Bu tatlı birçok ülkede farklı isimlerle bilinmektedir: tel kadayıf, kataife, knafeh, künufeh vb. Bunun kimin inceliği olduğu konusunda pek çok tartışma var. Birçok kişi onun atasının Türkiye olduğunu düşünüyor. Diğerleri tatlının Araplara ait olduğunu iddia ediyor. İnce, deniz yosununa benzeyen, sert kıvamlı “kadaif” Türkler tarafından kullanılırken, yumuşak, kalın ve bol peynir ilaveli olan “kadaif” ise Araplar tarafından kullanılıyor. Tadı da bölgeye göre değişir. Cevizli, fıstıklı ve fıstıklı çeşitleri bulunmaktadır.
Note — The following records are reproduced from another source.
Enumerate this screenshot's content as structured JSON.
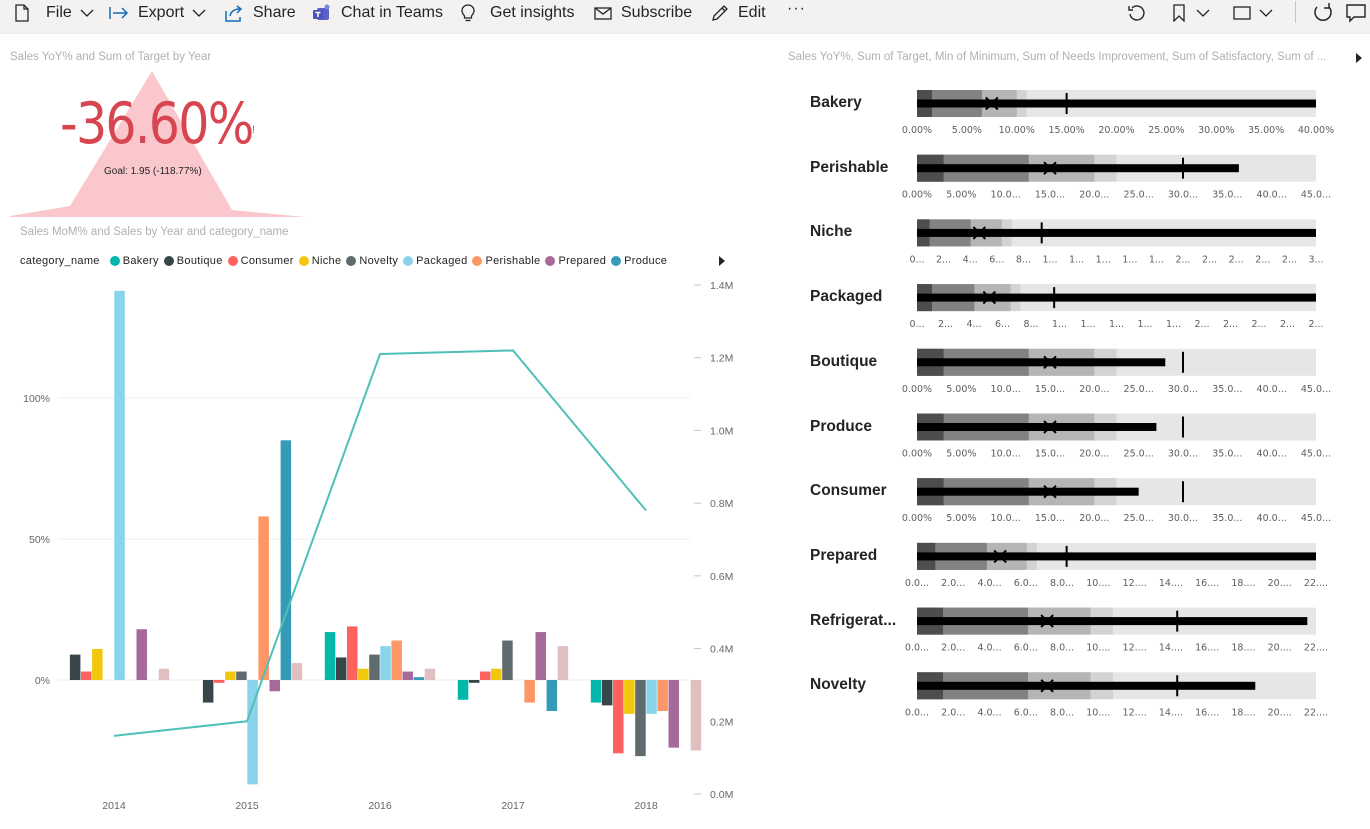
{
  "toolbar": {
    "file": "File",
    "export": "Export",
    "share": "Share",
    "chat_in_teams": "Chat in Teams",
    "get_insights": "Get insights",
    "subscribe": "Subscribe",
    "edit": "Edit",
    "more": "···"
  },
  "kpi": {
    "title": "Sales YoY% and Sum of Target by Year",
    "value": "-36.60%",
    "goal": "Goal: 1.95 (-118.77%)",
    "status_color": "#d64550"
  },
  "combo": {
    "title": "Sales MoM% and Sales by Year and category_name",
    "legend_title": "category_name"
  },
  "bullet": {
    "title": "Sales YoY%, Sum of Target, Min of Minimum, Sum of Needs Improvement, Sum of Satisfactory, Sum of ..."
  },
  "chart_data": [
    {
      "type": "bar",
      "title": "Sales MoM% and Sales by Year and category_name",
      "categories": [
        "2014",
        "2015",
        "2016",
        "2017",
        "2018"
      ],
      "series": [
        {
          "name": "Bakery",
          "color": "#01b8aa",
          "values": [
            null,
            null,
            17,
            -7,
            -8
          ]
        },
        {
          "name": "Boutique",
          "color": "#374649",
          "values": [
            9,
            -8,
            8,
            -1,
            -9
          ]
        },
        {
          "name": "Consumer",
          "color": "#fd625e",
          "values": [
            3,
            -1,
            19,
            3,
            -26
          ]
        },
        {
          "name": "Niche",
          "color": "#f2c80f",
          "values": [
            11,
            3,
            4,
            4,
            -12
          ]
        },
        {
          "name": "Novelty",
          "color": "#5f6b6d",
          "values": [
            null,
            3,
            9,
            14,
            -27
          ]
        },
        {
          "name": "Packaged",
          "color": "#8ad4eb",
          "values": [
            138,
            -37,
            12,
            null,
            -12
          ]
        },
        {
          "name": "Perishable",
          "color": "#fe9666",
          "values": [
            null,
            58,
            14,
            -8,
            -11
          ]
        },
        {
          "name": "Prepared",
          "color": "#a66999",
          "values": [
            18,
            -4,
            3,
            17,
            -24
          ]
        },
        {
          "name": "Produce",
          "color": "#3599b8",
          "values": [
            null,
            85,
            1,
            -11,
            null
          ]
        },
        {
          "name": "Refrigerated",
          "color": "#dfbfbf",
          "values": [
            4,
            6,
            4,
            12,
            -25
          ]
        }
      ],
      "line": {
        "name": "Sales",
        "axis": "right",
        "color": "#4ec0b8",
        "values": [
          0.16,
          0.2,
          1.21,
          1.22,
          0.78
        ]
      },
      "y_left": {
        "ticks": [
          "100%",
          "50%",
          "0%"
        ],
        "range": [
          -40,
          140
        ]
      },
      "y_right": {
        "ticks": [
          "1.4M",
          "1.2M",
          "1.0M",
          "0.8M",
          "0.6M",
          "0.4M",
          "0.2M",
          "0.0M"
        ],
        "range": [
          0,
          1.4
        ]
      },
      "legend": "top"
    },
    {
      "type": "bullet",
      "rows": [
        {
          "name": "Bakery",
          "max": 40,
          "actual": 40,
          "target": 15,
          "x_marker": 7.5,
          "bands": [
            1.5,
            6.5,
            10,
            11
          ],
          "ticks": [
            "0.00%",
            "5.00%",
            "10.00%",
            "15.00%",
            "20.00%",
            "25.00%",
            "30.00%",
            "35.00%",
            "40.00%"
          ]
        },
        {
          "name": "Perishable",
          "max": 45,
          "actual": 36.3,
          "target": 30,
          "x_marker": 15,
          "bands": [
            3,
            12.6,
            20,
            22.5
          ],
          "ticks": [
            "0.00%",
            "5.00%",
            "10.0...",
            "15.0...",
            "20.0...",
            "25.0...",
            "30.0...",
            "35.0...",
            "40.0...",
            "45.0..."
          ]
        },
        {
          "name": "Niche",
          "max": 32,
          "actual": 32,
          "target": 10,
          "x_marker": 5,
          "bands": [
            1,
            4.3,
            6.8,
            7.6
          ],
          "ticks": [
            "0...",
            "2...",
            "4...",
            "6...",
            "8...",
            "1...",
            "1...",
            "1...",
            "1...",
            "1...",
            "2...",
            "2...",
            "2...",
            "2...",
            "2...",
            "3..."
          ]
        },
        {
          "name": "Packaged",
          "max": 32,
          "actual": 32,
          "target": 11,
          "x_marker": 5.8,
          "bands": [
            1.2,
            4.6,
            7.5,
            8.3
          ],
          "ticks": [
            "0...",
            "2...",
            "4...",
            "6...",
            "8...",
            "1...",
            "1...",
            "1...",
            "1...",
            "1...",
            "2...",
            "2...",
            "2...",
            "2...",
            "2..."
          ]
        },
        {
          "name": "Boutique",
          "max": 45,
          "actual": 28,
          "target": 30,
          "x_marker": 15,
          "bands": [
            3,
            12.6,
            20,
            22.5
          ],
          "ticks": [
            "0.00%",
            "5.00%",
            "10.0...",
            "15.0...",
            "20.0...",
            "25.0...",
            "30.0...",
            "35.0...",
            "40.0...",
            "45.0..."
          ]
        },
        {
          "name": "Produce",
          "max": 45,
          "actual": 27,
          "target": 30,
          "x_marker": 15,
          "bands": [
            3,
            12.6,
            20,
            22.5
          ],
          "ticks": [
            "0.00%",
            "5.00%",
            "10.0...",
            "15.0...",
            "20.0...",
            "25.0...",
            "30.0...",
            "35.0...",
            "40.0...",
            "45.0..."
          ]
        },
        {
          "name": "Consumer",
          "max": 45,
          "actual": 25,
          "target": 30,
          "x_marker": 15,
          "bands": [
            3,
            12.6,
            20,
            22.5
          ],
          "ticks": [
            "0.00%",
            "5.00%",
            "10.0...",
            "15.0...",
            "20.0...",
            "25.0...",
            "30.0...",
            "35.0...",
            "40.0...",
            "45.0..."
          ]
        },
        {
          "name": "Prepared",
          "max": 24,
          "actual": 24,
          "target": 9,
          "x_marker": 5,
          "bands": [
            1.1,
            4.2,
            6.6,
            7.2
          ],
          "ticks": [
            "0.0...",
            "2.0...",
            "4.0...",
            "6.0...",
            "8.0...",
            "10....",
            "12....",
            "14....",
            "16....",
            "18....",
            "20....",
            "22...."
          ]
        },
        {
          "name": "Refrigerated",
          "display_name": "Refrigerat...",
          "max": 23,
          "actual": 22.5,
          "target": 15,
          "x_marker": 7.5,
          "bands": [
            1.5,
            6.4,
            10,
            11.3
          ],
          "ticks": [
            "0.0...",
            "2.0...",
            "4.0...",
            "6.0...",
            "8.0...",
            "10....",
            "12....",
            "14....",
            "16....",
            "18....",
            "20....",
            "22...."
          ]
        },
        {
          "name": "Novelty",
          "max": 23,
          "actual": 19.5,
          "target": 15,
          "x_marker": 7.5,
          "bands": [
            1.5,
            6.4,
            10,
            11.3
          ],
          "ticks": [
            "0.0...",
            "2.0...",
            "4.0...",
            "6.0...",
            "8.0...",
            "10....",
            "12....",
            "14....",
            "16....",
            "18....",
            "20....",
            "22...."
          ]
        }
      ]
    }
  ]
}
Bu yemeğin ortaya çıkışı tesadüfen ortaya çıktı. Kadayıf ilk olarak 15. yüzyılda Lübnan'da hazırlandı. Bazlamaların hazırlandığı tavaya yanlışlıkla bir miktar süt düştü. Sonuç olarak, süt ve hamur karıştırılarak ince lifler oluşturuldu ve bunlar şurup ve peynirle yenildi.
Osmanlı döneminde iğne çapındaki en ince eriştelerden kadayıf hazırlamak çok zordu. Doğunun tatlılığı yalnızca Sultan'ın kendisi ve hareminde mevcuttu. İnce erişte şeritleri yağ ve balda kaynatıldı. Üzerine fındık serpip şerbet döktüler. Haremdeki cariyeler kalçalarını yuvarlak, saçlarını ipeksi yapmak için tatlıyı yerlerdi. Şeker şurubu ve balın tatlı tadı, tatlının sıcak iklimlerde uzun süre saklanmasını sağladı. Ayrıca tatlı tadı, çeşitli rahatsızlıklar için eklenen ilaçların acılığını maskeliyordu.